После обеда всё активно тает: кучи почерневшего снега, заледенелые за ночь тротуары, сосульки, свисающие с крыш. Кругом журчит, капает, хлюпает, растекается. По пути нам попадается огромная лужа. Я перескакиваю первым, разворачиваюсь и подаю Лене руку. Она полсекунды колеблется, но все же вкладывает в мою ладонь прохладные пальцы и быстро, мелкими шажочками перебегает по бордюру. Тихо говорит: спасибо.

– Да не за что, – бросаю я небрежно, но руку ее не выпускаю. И она не пытается ее вырвать. Так мы и идем дальше, взявшись за руки.

Жаль, в кафе она зайти отказывается.

– Я больше всего люблю весну, – сообщает Лена. – Особенно апрель и май. Я прямо чувствую…

Мы проходим мимо книжного магазина, в витрине которого выставлены на паллете разные книги. Третьякова замолкает на полуслове и приостанавливается на миг. Взгляд ее выхватывает одну из книжек, на миг загорается, потом гаснет. Я тоже любопытствую, что ее там так пленило. Оказывается, «Небо после бури». Ни книга, ни автор мне неизвестны. Но у нас с ней по части литературы вообще разные предпочтения.

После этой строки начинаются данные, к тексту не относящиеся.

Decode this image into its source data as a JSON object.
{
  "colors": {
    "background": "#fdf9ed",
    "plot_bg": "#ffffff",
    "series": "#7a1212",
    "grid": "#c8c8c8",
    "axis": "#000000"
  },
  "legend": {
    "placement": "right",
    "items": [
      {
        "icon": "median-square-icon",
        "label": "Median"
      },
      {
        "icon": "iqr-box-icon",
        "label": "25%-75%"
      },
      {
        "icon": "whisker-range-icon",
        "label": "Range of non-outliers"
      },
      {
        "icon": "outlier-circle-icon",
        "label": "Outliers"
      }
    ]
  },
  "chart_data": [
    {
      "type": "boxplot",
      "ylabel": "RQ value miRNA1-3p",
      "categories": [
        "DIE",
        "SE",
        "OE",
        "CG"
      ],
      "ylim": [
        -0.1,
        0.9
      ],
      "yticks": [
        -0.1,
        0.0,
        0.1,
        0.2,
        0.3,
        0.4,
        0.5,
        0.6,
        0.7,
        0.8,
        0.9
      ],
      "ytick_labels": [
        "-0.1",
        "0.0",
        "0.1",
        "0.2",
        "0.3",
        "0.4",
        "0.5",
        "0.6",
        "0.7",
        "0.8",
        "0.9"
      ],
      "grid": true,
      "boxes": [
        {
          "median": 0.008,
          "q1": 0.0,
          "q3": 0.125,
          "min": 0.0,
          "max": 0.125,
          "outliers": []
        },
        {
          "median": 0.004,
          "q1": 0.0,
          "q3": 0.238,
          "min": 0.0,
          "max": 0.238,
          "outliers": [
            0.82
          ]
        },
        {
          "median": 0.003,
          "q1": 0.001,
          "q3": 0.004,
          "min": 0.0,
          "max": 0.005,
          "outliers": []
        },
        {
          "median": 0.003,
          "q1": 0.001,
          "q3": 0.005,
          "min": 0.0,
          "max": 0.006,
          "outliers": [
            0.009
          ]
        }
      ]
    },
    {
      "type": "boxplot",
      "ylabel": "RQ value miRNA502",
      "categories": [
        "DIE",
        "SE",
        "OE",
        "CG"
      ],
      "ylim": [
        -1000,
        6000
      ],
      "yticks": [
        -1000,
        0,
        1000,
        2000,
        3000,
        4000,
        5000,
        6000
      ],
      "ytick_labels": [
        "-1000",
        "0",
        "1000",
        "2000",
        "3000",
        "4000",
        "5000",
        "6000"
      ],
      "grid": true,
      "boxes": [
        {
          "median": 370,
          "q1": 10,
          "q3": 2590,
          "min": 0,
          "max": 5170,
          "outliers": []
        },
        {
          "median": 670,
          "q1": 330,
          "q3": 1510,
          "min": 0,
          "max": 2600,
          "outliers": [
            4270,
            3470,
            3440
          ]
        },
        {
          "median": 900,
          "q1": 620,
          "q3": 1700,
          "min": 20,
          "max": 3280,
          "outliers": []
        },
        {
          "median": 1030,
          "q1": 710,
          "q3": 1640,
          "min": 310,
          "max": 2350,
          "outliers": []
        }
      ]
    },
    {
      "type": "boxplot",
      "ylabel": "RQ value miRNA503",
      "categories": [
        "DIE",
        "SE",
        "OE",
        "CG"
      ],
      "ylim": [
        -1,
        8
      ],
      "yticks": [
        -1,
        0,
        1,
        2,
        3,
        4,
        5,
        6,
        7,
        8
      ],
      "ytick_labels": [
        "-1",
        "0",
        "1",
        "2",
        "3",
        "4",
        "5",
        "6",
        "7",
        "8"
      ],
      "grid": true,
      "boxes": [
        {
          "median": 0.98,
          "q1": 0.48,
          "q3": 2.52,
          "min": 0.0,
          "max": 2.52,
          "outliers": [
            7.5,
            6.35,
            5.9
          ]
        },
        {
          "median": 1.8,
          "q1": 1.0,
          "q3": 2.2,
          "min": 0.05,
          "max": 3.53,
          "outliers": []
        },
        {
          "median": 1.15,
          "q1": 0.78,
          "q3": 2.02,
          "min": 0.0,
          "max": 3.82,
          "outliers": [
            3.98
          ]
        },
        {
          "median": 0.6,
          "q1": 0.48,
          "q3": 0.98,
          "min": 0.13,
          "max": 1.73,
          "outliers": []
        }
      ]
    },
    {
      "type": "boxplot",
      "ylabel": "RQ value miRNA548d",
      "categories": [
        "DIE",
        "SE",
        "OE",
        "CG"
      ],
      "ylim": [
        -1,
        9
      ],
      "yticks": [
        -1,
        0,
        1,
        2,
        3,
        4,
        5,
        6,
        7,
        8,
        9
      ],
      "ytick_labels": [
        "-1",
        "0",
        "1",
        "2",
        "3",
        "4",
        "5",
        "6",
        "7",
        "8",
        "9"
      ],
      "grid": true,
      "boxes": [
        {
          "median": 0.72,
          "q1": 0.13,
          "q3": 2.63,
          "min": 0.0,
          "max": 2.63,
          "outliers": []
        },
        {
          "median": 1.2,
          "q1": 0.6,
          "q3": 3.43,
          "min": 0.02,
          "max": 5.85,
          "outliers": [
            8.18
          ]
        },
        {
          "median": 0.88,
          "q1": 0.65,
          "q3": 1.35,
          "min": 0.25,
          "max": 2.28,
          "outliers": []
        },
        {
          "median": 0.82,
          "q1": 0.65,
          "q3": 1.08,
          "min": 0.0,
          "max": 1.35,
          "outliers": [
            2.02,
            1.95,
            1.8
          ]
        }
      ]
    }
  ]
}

– Так что ты чувствуешь? – напоминаю ей.

– Я? – удивляется она, потом вспоминает: – Ах да. Чувствую, как природа пробуждается. В марте будто стряхивает с себя тяжелый сон, в апреле – уже вовсю оживает, а в мае – ликует и празднует эту новую жизнь… Что ты так улыбаешься? Тебе так не кажется?

– Нет, но я вообще от лирики далек.

Она меня, конечно, забавляет, но рядом с ней мне хорошо. И несмотря на то, что мы и так до ее дома шли полчаса, потом еще у ворот стоим примерно столько же. Затем на улицу выходит какая-то пожилая женщина и зовет ее по имени. И Лена пугается, будто ее застали врасплох, и сбегает.

А я сажусь к Василию, который, конечно, уже тут как тут.

Дома в сети нахожу ту книгу, возле которой залипла Третьякова. Оказалось, это аж четвертый роман цикла. Ради интереса почитал первый том – муть, конечно, как по мне. Джинны, духи, демоны и прочая нечисть.